Au fil des années, le Centre ressources femmes, dont la fédération Léo- Lagrange a repris la gestion en 1998, a conservé son statut expérimental tout en se structurant : d'une seule permanente assurant un accueil généraliste, il est passé à des accueils plus spécialisés. S'appuyant sur de multiples partenariats institutionnels et associatifs, il accompagne les femmes du quartier dans le cadre d'une prise en charge globale et transversale - vie quotidienne, emploi, soutien psychologique, logement, loisirs, etc. - sans a priori ni jugement de valeur. « La fonction d'accueil du centre est tout à fait différente de l'accueil administratif très cloisonné pratiqué dans la plupart des institutions. Lesquelles n'abordent, en général, qu'une seule problématique, qui plus est en termes de “freins” ou de “handicaps”, explique Nadia Belhamra. Ici, notre accueil se déroule de façon non fragmentée. Nous réalisons un état des lieux avec les personnes qui décident elles-mêmes de la hiérarchie des priorités. Ce sont aussi elles qui sont responsables de leur temporalité : elles peuvent arriver avec une demande en termes d'emploi, puis passer à une problématique logement à cause d'un avis d'expulsion, etc. »

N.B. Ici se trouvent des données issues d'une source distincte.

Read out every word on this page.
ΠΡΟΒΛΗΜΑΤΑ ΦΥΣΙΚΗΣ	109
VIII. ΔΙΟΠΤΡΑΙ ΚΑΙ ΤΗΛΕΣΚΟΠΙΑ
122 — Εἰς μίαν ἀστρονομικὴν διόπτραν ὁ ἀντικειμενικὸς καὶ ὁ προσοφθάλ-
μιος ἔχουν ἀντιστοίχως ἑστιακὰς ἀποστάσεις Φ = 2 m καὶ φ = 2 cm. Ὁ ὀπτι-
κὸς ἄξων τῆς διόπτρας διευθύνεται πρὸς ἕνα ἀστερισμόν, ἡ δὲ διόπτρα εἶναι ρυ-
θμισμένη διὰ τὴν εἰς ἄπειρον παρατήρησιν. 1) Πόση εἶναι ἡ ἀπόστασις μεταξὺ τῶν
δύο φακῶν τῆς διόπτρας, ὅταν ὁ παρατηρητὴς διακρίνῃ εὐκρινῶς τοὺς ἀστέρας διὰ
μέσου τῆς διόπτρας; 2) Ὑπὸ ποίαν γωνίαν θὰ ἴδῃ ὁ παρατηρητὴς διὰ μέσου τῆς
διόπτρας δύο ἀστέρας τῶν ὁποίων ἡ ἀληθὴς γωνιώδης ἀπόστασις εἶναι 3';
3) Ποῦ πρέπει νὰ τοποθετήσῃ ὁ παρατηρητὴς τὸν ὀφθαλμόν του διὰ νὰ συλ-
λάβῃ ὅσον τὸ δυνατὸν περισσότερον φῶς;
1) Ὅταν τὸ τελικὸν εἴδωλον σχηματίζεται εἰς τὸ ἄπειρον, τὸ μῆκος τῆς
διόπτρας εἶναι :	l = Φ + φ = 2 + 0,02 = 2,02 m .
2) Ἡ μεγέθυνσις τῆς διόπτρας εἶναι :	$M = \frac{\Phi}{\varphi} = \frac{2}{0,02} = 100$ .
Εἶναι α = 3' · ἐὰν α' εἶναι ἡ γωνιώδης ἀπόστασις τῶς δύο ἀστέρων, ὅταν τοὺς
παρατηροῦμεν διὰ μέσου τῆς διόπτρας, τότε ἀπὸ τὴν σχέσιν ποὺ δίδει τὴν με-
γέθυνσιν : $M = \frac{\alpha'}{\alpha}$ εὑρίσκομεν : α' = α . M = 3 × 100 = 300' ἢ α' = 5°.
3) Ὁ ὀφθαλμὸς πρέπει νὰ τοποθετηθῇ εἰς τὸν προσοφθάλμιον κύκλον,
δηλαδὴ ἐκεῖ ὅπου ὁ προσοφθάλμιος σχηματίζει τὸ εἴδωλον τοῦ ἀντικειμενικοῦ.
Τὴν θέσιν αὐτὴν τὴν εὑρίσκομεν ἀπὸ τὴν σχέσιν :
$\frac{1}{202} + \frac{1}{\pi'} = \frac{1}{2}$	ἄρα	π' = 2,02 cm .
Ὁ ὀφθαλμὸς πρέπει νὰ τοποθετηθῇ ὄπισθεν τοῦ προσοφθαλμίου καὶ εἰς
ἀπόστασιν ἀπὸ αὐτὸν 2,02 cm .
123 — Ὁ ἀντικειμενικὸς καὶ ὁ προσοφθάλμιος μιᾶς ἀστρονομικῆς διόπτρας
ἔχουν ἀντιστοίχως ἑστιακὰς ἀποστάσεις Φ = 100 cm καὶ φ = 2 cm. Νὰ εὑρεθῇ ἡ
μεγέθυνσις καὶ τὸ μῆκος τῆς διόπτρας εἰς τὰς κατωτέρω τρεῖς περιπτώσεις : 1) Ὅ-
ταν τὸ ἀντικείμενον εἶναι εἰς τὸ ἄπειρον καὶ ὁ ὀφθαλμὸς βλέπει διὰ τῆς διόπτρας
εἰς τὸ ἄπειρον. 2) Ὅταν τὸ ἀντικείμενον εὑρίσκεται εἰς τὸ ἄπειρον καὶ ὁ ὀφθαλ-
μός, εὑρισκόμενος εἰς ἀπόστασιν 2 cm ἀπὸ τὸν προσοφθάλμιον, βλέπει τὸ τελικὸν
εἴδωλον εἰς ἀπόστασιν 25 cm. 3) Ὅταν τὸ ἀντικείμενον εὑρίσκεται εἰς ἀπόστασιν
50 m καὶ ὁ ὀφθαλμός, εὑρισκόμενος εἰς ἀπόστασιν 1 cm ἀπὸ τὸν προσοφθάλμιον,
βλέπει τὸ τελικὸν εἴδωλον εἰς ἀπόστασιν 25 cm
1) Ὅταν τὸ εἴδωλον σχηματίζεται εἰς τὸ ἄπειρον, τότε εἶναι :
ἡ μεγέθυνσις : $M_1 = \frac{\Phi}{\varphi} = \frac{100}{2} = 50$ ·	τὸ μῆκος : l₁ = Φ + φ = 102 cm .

C'est pourtant par l'accueil généraliste que tout commence toujours. En ce début d'après-midi, Mme C., une chemise rassurante de papiers administratifs sous le bras, franchit le seuil de la porte. « C'est pour les allocations », dit-elle. Après avoir fouillé dans ses dossiers multicolores, Karima Messaoudi, animatrice, tend une oreille attentive à cette requête, à première vue relativement simple. Pourtant, au fil de la conversation, tout se complique :réclamation du Trésor public, problème de logement, recherche d'emploi..., Mme C. expose tous ses déboires. Au final, elle repartira avec deux rendez-vous (l'un avec la permanence juridique du centre, l'autre avec la psychologue pour préparer une éventuelle participation aux ateliers de recherche d'emploi du centre) et une incitation : revenir plus souvent avant que les problèmes se soient accumulés. « L'accueil est une étape centrale qui requiert beaucoup de patience, la capacité à conduire un entretien et une adaptation constante aux nouveaux textes concernant le droit des étrangers, du logement ou du travail », remarque Karima Messaoudi, qui regrette le peu de reconnaissance de cette fonction « assimilée à un secrétariat ».
Les axes d'intervention prioritaires du Centre ressources femmes sont la promotion sociale et citoyenne (accès aux droits, connaissance des institutions, soutien personnel...), la promotion professionnelle, le développement social du quartier et la lutte contre l'exclusion. Il mène deux types d'actions :
des actions individuelle s :un accueil généraliste, un appui social individualisé, une permanence juridique assurée par le Centre d'information sur les droits des femmes, un accompagnement vers l'emploi (hors dispositif), un soutien psychologique, un appui à la parentalité ;
des actions collectives : des sorties culturelles ou de loisirs, un atelier percussion/théâtre, la possibilité de partir en vacances avec le dispositif national de la Bourse Solidarité Vacances, des informations collectives à thème, un atelier de recherche de logement, des groupes de paroles (santé, migration, soutien à la parentalité), un atelier de recherche d'emploi, d'écriture. Le centre fonctionne avec un budget annuel de 237 000 € financé par des crédits d'Etat (santé/solidarité/ville), des conseils régional et général et de la ville de Marseille. CRF : 50, rue Félix-Pyat - 13003 Marseille -Tél. 04 91 50 83 49 -
Au Centre ressources femmes, l'accueil généraliste fait l'objet de toutes les attentions. La preuve : afin de « garder les pieds sur terre », la majorité des salariés, dont la directrice, prennent en charge, à tour de rôle, cet accueil qui permet, si le besoin s'en fait sentir, d'orienter la personne vers la formule- entretien individuel ou atelier collectif - la plus adéquate. « C'est une façon de ne pas s'enfermer dans une problématique spécifique et d'éviter que les demandes ne passent toutes par le même filtre », note Nadia Belhamra. Elle s'est ainsi rendu compte que les demandes lourdes, impossibles à traiter directement à l'accueil, devaient faire l'objet d'une prise en charge spécifique, sur rendez-vous.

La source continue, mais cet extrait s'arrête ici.